Philadelphia (CBS) - City Controller Alan Butkovitz called on the Mayor's Fund of Philadelphia, an account funded primarily with profits from the Philadelphia Marathon and typically used for grants and charitable donations, to demand the return of over $240,000 of expenditures from the final year of former Philadelphia Mayor Michael Nutter's second term.

Butkovitz alleged in an interview with Rich Zeoli on Talk Radio 1210 that Nutter and members of his staff used the fund inappropriately on meals, transportation and on the mayor's trip to Italy in 2015 without providing proper documentation for the spending.

"Anybody who's got a credit with business has to turn in a detailed receipt in order to get reimbursed. That's the normal city procedure. If I travel anywhere, I have to attach receipts in order to get reimbursed. By using the procedure in this fund, Mayor Nutter and his top officials were able to avoid the usual scrutiny and checks and balances of having their expenses reviewed by the finance department, the controller's office and the treasurer's office. Basically, they wrote themselves a check for whatever they wanted and it wasn't second guessed... It looks like it was used well beyond the scope of the mission of the fund for Philadelphia."

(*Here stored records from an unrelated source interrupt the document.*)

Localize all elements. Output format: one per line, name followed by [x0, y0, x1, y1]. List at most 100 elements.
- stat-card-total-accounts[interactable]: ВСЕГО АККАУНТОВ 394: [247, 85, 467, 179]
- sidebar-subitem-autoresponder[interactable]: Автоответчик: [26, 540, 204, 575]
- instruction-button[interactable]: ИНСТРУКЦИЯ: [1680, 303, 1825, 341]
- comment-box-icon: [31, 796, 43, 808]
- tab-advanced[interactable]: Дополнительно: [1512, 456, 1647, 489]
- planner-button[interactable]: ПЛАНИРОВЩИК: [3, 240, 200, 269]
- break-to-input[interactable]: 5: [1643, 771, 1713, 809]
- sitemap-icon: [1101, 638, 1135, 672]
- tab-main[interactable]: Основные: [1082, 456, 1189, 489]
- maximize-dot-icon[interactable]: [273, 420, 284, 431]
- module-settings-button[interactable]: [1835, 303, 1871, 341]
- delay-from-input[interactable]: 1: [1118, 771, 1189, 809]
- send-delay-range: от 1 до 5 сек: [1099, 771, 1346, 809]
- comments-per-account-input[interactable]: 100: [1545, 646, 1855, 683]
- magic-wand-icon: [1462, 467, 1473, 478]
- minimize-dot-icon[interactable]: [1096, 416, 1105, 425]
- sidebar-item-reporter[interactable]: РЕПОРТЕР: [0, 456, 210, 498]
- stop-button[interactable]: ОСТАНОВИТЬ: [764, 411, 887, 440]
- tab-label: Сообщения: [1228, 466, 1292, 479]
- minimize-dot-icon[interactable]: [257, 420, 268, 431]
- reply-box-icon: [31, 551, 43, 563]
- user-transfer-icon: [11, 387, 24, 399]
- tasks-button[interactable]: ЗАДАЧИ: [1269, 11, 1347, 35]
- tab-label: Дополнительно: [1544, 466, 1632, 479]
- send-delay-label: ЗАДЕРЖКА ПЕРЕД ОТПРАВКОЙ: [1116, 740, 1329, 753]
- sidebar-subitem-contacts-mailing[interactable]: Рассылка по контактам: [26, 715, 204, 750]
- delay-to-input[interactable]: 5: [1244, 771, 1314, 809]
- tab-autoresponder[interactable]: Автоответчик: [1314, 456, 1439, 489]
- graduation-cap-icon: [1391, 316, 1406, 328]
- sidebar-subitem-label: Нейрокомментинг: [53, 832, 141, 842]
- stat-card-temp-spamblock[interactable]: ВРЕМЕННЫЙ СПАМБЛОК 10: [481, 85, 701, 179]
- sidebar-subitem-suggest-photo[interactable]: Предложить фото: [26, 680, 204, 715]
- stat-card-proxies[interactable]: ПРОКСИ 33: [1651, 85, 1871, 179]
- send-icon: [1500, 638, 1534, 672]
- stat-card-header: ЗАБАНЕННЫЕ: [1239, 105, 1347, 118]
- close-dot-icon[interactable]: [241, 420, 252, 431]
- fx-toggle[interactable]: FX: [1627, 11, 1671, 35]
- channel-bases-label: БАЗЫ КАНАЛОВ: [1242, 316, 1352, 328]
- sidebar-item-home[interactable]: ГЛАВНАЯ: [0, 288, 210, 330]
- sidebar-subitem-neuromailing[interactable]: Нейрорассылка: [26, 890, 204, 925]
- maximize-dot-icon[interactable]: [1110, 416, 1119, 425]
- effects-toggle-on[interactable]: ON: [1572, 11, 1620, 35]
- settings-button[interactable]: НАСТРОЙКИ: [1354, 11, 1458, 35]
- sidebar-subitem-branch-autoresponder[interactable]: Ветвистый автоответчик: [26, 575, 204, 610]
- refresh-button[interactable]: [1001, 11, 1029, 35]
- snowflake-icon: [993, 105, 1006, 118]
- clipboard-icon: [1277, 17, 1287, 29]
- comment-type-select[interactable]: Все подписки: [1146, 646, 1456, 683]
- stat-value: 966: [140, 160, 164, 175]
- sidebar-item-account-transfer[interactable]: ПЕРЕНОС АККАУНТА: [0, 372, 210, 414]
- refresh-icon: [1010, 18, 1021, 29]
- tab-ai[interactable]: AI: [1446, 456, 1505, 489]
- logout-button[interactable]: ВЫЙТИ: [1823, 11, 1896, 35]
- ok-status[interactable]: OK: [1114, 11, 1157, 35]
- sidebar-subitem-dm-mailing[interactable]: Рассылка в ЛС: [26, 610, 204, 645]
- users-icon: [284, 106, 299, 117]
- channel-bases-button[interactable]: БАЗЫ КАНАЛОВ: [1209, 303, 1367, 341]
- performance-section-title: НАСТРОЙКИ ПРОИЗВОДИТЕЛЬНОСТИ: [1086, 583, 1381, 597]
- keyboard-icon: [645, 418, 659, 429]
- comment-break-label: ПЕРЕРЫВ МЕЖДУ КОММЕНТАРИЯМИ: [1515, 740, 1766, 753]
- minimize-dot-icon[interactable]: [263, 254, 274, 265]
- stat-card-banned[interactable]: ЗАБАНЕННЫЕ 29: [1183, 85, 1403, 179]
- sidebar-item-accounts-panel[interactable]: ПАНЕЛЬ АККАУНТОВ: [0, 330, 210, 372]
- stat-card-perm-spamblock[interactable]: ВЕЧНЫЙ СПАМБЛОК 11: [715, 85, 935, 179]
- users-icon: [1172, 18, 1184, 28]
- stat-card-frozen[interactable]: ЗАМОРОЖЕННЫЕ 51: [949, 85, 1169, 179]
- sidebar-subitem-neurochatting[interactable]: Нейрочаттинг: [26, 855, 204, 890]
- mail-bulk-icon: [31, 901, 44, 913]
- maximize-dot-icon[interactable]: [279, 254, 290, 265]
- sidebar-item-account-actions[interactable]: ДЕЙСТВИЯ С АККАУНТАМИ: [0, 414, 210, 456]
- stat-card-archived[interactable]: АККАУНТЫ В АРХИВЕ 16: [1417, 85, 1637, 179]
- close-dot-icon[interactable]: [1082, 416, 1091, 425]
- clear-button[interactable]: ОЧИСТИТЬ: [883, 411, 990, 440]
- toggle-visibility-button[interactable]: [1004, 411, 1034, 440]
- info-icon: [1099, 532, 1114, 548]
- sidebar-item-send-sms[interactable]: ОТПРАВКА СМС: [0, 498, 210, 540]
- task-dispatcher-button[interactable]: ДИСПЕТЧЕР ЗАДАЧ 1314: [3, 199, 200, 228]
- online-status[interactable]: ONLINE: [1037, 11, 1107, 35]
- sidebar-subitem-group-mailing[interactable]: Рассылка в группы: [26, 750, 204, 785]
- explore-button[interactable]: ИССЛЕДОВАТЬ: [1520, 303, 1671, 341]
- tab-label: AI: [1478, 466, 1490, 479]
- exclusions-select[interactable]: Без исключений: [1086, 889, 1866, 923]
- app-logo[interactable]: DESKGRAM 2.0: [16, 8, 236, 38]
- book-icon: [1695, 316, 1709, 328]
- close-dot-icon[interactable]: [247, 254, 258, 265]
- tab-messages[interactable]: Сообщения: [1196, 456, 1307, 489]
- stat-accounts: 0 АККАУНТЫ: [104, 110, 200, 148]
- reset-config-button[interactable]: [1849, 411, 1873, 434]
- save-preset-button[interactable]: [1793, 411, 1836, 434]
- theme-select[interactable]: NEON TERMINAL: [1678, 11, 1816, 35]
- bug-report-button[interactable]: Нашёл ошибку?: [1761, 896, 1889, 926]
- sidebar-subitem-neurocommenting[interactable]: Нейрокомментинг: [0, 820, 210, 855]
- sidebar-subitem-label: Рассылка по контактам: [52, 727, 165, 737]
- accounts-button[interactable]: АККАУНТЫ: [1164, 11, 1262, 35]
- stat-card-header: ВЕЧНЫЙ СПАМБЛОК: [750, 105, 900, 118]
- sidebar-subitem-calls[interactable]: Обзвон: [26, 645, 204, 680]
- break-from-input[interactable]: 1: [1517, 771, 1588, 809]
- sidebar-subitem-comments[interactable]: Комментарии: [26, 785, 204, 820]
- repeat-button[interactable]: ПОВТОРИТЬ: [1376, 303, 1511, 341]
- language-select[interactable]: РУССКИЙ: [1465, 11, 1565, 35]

He acknowledged current Mayor Jim Kenney is aware of the discrepancies and open to making changes regarding the type of access city officials have with the fund.

"We did talk to the mayor yesterday and he was generally in agreement with our recommendations and some of our ideas regarding strengthening the board structure in the fund and putting in restrictions on the amounts under these credit cards and maybe restricting the number of cards. He certainly shares our viewpoint that these funds are reserved for needy causes in Philadelphia and they're not just supposed to be used to supplement discretionary or party events on behalf of city officials or the mayor."

Butkovitz lamented that giving officials broad access to an account such as this without strict oversight can lead to abuse.

"That's one of the issues public officials face all the time. They got to remember that they're not royalty here and that you've got to live on a human type scale and if it's free money that is unaccountable, there's no reason not to go deluxe. The real problem is that's taking money away from much more urgent needs."